Friday, December 17, 2010

Advent 4.2 - Discernment

'He shall eat curds and honey by the time he knows how to refuse the evil and choose the good."

Isaiah 7:15

This is a complicated passage about the restoration of Israel, the place of anticipated peace where the young child shall be able to eat curds and honey.

But what struck me as I read and studied it a few weeks ago, when I was trying to make some preliminary decisions about preaching for this Sunday, was the emphasis on discernment. On the capacity for discernment as a mark of growing maturity.

I have often, in Ignatian and Jesuit contexts, heard spirituality described as being all about discernment. How we choose, what we choose, for how long a choice remains viable.

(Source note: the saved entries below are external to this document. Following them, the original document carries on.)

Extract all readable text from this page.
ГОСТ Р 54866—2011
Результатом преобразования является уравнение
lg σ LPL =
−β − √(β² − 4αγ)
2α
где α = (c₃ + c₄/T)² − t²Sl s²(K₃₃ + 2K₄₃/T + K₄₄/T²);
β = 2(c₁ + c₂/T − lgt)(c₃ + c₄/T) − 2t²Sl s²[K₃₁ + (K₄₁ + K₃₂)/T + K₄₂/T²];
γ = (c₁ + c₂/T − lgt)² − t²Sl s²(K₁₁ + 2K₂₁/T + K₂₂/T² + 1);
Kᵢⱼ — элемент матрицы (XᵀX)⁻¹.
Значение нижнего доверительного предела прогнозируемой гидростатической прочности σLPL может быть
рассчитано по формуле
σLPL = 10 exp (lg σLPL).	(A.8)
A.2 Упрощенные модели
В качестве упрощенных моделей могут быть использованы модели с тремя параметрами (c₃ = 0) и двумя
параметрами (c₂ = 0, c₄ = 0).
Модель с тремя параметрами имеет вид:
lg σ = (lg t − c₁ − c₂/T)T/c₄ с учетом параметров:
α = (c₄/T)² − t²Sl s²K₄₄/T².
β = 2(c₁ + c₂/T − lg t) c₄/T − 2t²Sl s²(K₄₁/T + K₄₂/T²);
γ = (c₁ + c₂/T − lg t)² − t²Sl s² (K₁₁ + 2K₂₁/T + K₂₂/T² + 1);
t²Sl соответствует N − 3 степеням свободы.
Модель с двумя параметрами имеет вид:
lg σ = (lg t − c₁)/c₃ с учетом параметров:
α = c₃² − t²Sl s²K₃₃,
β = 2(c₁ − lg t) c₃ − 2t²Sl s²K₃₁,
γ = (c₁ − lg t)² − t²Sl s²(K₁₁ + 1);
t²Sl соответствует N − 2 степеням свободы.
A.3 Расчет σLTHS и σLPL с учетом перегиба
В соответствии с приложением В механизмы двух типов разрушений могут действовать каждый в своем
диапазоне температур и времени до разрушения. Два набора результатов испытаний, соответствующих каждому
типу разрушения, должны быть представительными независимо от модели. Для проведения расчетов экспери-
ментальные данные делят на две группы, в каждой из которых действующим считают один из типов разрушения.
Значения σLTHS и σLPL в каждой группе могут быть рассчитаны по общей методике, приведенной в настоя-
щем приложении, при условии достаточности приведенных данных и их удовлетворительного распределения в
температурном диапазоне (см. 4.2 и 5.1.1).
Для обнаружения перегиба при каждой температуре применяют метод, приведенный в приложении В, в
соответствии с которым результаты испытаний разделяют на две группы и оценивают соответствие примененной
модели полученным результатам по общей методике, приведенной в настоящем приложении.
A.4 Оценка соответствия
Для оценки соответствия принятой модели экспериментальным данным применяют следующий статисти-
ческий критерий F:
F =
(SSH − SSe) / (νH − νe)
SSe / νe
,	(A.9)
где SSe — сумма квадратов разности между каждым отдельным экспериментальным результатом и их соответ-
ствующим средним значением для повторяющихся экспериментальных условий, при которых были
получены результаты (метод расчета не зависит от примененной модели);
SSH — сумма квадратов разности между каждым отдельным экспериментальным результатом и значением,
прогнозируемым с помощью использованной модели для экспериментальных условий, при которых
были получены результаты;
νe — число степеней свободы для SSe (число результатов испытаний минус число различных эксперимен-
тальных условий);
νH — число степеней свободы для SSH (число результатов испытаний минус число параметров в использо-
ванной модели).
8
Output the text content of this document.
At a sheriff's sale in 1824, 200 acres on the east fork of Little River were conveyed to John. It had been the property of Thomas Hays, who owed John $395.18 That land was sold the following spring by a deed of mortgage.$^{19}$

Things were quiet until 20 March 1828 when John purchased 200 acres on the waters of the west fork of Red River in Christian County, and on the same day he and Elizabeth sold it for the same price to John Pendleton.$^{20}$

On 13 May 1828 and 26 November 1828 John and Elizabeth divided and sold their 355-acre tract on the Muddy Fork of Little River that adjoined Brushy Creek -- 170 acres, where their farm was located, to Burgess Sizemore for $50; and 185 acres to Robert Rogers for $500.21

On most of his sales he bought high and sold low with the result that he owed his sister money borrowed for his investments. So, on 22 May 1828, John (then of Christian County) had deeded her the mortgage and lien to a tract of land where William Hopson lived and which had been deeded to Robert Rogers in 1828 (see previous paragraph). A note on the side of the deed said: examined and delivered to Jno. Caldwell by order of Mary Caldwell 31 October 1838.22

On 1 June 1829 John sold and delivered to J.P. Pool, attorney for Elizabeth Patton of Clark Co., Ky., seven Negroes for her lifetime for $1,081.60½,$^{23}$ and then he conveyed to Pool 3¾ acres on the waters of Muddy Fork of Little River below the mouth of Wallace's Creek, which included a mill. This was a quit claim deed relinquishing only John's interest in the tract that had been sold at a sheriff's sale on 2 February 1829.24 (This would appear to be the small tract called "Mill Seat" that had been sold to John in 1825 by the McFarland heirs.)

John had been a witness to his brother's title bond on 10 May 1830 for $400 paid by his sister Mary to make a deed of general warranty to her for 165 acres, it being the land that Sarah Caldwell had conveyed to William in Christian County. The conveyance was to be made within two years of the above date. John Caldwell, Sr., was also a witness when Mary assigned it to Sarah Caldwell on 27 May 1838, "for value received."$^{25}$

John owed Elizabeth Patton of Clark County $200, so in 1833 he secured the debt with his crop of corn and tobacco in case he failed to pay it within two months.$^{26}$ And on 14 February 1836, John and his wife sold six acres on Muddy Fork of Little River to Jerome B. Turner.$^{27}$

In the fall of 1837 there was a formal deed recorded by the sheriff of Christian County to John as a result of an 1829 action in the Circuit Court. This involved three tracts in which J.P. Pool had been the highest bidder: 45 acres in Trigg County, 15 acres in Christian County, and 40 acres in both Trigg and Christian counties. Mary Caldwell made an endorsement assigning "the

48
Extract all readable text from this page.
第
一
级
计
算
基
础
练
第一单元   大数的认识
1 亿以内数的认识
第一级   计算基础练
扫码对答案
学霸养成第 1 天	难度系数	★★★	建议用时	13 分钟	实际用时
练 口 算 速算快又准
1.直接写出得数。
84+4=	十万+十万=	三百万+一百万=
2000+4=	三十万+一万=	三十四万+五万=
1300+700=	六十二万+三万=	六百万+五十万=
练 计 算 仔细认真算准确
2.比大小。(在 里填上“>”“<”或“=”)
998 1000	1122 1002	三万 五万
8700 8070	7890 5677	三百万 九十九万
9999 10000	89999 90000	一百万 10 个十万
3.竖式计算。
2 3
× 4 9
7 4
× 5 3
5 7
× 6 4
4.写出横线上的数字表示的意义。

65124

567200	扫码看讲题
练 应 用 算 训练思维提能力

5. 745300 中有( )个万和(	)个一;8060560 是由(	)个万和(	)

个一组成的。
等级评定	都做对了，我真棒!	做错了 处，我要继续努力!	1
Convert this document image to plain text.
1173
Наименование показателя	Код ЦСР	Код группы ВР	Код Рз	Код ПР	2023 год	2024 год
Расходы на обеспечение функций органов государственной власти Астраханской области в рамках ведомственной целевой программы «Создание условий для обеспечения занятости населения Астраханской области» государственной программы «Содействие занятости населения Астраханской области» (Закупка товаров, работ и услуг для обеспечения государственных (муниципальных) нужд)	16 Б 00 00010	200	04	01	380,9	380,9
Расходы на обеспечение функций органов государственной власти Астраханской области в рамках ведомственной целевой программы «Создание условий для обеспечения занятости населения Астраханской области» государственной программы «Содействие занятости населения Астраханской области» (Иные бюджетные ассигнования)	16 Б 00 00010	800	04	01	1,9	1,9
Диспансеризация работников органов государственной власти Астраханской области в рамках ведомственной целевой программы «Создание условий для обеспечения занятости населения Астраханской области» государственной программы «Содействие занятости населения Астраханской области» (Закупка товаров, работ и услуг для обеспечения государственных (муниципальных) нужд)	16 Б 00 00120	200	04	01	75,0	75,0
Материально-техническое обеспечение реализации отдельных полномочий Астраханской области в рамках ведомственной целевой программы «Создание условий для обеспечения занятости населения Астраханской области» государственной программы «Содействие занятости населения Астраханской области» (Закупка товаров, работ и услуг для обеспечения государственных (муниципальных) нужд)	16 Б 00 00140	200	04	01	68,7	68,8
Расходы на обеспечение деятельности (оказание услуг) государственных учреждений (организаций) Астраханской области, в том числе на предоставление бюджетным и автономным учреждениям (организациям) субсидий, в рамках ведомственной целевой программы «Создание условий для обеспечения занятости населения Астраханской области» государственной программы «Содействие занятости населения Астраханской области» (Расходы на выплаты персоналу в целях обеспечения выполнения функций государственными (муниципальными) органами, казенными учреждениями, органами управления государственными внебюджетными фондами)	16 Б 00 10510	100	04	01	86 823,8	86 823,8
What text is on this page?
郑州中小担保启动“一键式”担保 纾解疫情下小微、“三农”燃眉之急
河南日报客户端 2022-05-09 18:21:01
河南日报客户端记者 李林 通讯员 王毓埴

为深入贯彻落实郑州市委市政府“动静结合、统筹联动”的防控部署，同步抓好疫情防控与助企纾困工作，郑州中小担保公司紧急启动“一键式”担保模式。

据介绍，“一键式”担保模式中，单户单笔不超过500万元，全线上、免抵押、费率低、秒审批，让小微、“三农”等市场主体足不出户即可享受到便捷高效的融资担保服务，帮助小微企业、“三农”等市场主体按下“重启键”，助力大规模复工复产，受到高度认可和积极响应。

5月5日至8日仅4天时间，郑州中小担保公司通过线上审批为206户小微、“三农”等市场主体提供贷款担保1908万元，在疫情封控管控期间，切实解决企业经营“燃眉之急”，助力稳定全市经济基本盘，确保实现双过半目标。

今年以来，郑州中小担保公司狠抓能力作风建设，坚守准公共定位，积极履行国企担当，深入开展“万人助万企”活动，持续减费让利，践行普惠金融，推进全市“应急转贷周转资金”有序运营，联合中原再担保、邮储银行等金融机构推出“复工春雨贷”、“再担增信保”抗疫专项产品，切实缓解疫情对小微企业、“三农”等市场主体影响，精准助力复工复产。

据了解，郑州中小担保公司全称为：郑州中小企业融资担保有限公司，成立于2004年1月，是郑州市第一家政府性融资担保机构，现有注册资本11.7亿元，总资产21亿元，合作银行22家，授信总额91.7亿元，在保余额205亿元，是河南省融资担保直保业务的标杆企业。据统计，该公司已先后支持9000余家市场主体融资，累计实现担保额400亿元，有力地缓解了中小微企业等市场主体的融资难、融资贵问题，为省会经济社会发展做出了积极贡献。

In times of intense grief, that capacity becomes clouded and broken. How could it be otherwise, when we can't remember anything for longer than five seconds? Was I going to go to the grocery? Did I decide to go back to seminary? I can't remember, I can't choose, I don't know.

It seems to be not only a mark of growing maturity, but also a sign of recovery when we can, indeed, begin to discern next steps with increased clarity.

In the meantime, agere contra ~ another term, to act against, which I learned from Jesuits. They use it as Ignatius did, meaning to act against desolation. To act against all that causes turmoil, disturbance, and agitation. It means go to the grocery whether you feel like it or not; to go back to seminary even when it seems pointless to do so.

It seems to work ~ agere contra ~ it seems to enable the creation of a solid foundation, even in a time of emptiness, that makes it possible to recover, eventually, the capacity for discernment, for spiritual growth and attentiveness.

I suppose the truth of that potential may be realized from the irony that while I have no recollection of my spiritual director talking to me about agere contra in the early months after Josh died, though he tells me that he did, I am now able to suggest it as a way of moving forward through the dark. It seems to have worked well for me, and for every bereaved mother I know, regardless of whether or not we had any conscious sense of what we were doing.